CDC data shows that most D.C. kids have had COVID-19
New data from the CDC shows that 75.4% of D.C. children have already been infected with COVID-19.
Driving the news: Released earlier this month, the CDC's survey examined samples from 384 D.C. children between the ages of 6 months to 17 years.
- The presence of antibodies in survey participants indicates at least one resolving or past COVID-19 infection.
Worth noting: This percentage of antibodies does not include reinfections.

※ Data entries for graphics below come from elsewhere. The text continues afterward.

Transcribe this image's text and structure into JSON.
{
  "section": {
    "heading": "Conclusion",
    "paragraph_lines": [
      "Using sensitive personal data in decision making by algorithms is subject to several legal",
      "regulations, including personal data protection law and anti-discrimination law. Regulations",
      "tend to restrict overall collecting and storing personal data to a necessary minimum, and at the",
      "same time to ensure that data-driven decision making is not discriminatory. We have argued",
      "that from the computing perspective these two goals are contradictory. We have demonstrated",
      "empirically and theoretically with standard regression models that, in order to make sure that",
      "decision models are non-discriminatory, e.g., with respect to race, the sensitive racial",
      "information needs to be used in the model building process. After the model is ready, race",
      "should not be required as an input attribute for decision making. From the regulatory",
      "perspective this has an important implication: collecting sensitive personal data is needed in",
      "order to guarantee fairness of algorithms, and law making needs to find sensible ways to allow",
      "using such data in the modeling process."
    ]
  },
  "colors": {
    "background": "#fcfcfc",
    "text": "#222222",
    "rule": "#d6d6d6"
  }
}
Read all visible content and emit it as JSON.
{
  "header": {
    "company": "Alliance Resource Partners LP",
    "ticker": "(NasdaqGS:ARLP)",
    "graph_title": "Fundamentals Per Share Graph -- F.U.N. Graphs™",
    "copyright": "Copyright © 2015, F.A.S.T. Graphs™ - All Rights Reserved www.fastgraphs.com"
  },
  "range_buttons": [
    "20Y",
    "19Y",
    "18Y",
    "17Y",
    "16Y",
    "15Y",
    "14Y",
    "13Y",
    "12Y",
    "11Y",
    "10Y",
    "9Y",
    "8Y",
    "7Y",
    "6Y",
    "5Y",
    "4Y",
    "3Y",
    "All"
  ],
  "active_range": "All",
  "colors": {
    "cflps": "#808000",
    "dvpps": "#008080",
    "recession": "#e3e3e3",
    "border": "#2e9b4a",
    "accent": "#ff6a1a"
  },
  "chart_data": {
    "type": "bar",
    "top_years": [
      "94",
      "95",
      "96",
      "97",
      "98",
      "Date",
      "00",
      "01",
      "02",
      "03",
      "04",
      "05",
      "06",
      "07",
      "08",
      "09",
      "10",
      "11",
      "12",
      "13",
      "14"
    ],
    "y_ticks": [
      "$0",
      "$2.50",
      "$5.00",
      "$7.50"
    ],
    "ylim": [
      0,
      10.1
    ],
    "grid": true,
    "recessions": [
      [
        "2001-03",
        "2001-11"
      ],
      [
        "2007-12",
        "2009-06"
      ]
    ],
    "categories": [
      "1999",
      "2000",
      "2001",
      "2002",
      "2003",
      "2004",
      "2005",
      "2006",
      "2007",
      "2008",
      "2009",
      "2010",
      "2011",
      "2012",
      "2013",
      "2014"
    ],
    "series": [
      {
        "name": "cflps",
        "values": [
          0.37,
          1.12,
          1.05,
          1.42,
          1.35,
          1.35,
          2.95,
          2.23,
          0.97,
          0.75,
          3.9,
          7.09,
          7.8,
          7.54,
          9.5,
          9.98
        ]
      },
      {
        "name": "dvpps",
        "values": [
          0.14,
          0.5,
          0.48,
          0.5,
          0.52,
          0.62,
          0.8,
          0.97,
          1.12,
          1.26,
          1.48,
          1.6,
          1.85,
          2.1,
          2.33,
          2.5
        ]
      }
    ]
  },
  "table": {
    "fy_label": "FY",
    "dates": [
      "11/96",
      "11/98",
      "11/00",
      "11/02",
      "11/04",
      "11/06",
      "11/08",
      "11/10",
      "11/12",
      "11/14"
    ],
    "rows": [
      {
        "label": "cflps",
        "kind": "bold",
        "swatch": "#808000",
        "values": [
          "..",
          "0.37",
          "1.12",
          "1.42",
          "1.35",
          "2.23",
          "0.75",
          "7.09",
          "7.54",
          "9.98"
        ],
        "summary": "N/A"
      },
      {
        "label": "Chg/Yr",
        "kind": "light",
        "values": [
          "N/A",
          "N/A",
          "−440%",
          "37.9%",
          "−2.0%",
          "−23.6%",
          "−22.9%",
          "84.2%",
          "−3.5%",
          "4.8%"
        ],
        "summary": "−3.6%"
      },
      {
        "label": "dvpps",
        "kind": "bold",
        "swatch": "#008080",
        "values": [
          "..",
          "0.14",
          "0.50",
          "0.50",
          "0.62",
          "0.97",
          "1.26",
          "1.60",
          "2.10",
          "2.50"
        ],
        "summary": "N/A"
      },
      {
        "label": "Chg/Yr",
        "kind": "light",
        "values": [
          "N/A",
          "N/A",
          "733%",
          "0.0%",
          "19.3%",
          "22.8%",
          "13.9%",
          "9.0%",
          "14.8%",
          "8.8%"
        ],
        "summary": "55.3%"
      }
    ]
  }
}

The survey also doesn’t measure the antibodies produced by vaccination, which means it cannot be used to determine vaccination rates.
By the numbers: The national rate of prior COVID-19 infection in children is 79.7%
- In Maryland, 73.1% of children had antibodies, based on 447 samples.
- In Virginia, 76.1% of children had antibodies, based on 462 samples.
Be smart: While this data gives us insight into how many children have had COVID-19, it doesn’t show whether they have enough antibodies to fight off future infections.
What they're saying: The data shows just how prevalent COVID-19 infection has been among pediatric populations, particularly before vaccination was available, says Andy Pekosz, a virologist at the Johns Hopkins Bloomberg School of Public Health.
- What the data can't tell us: If those children were infected with Omicron, which would be useful to know as the variant is the dominant strain in the U.S., he adds.
As many students return to school this week, vaccination rates for D.C. children ages 12-17 hover in the low-to-mid 70s.
- Forty-three percent of 5-to-11-year-olds in D.C. are fully vaccinated, as are 12% of children under the age of 5.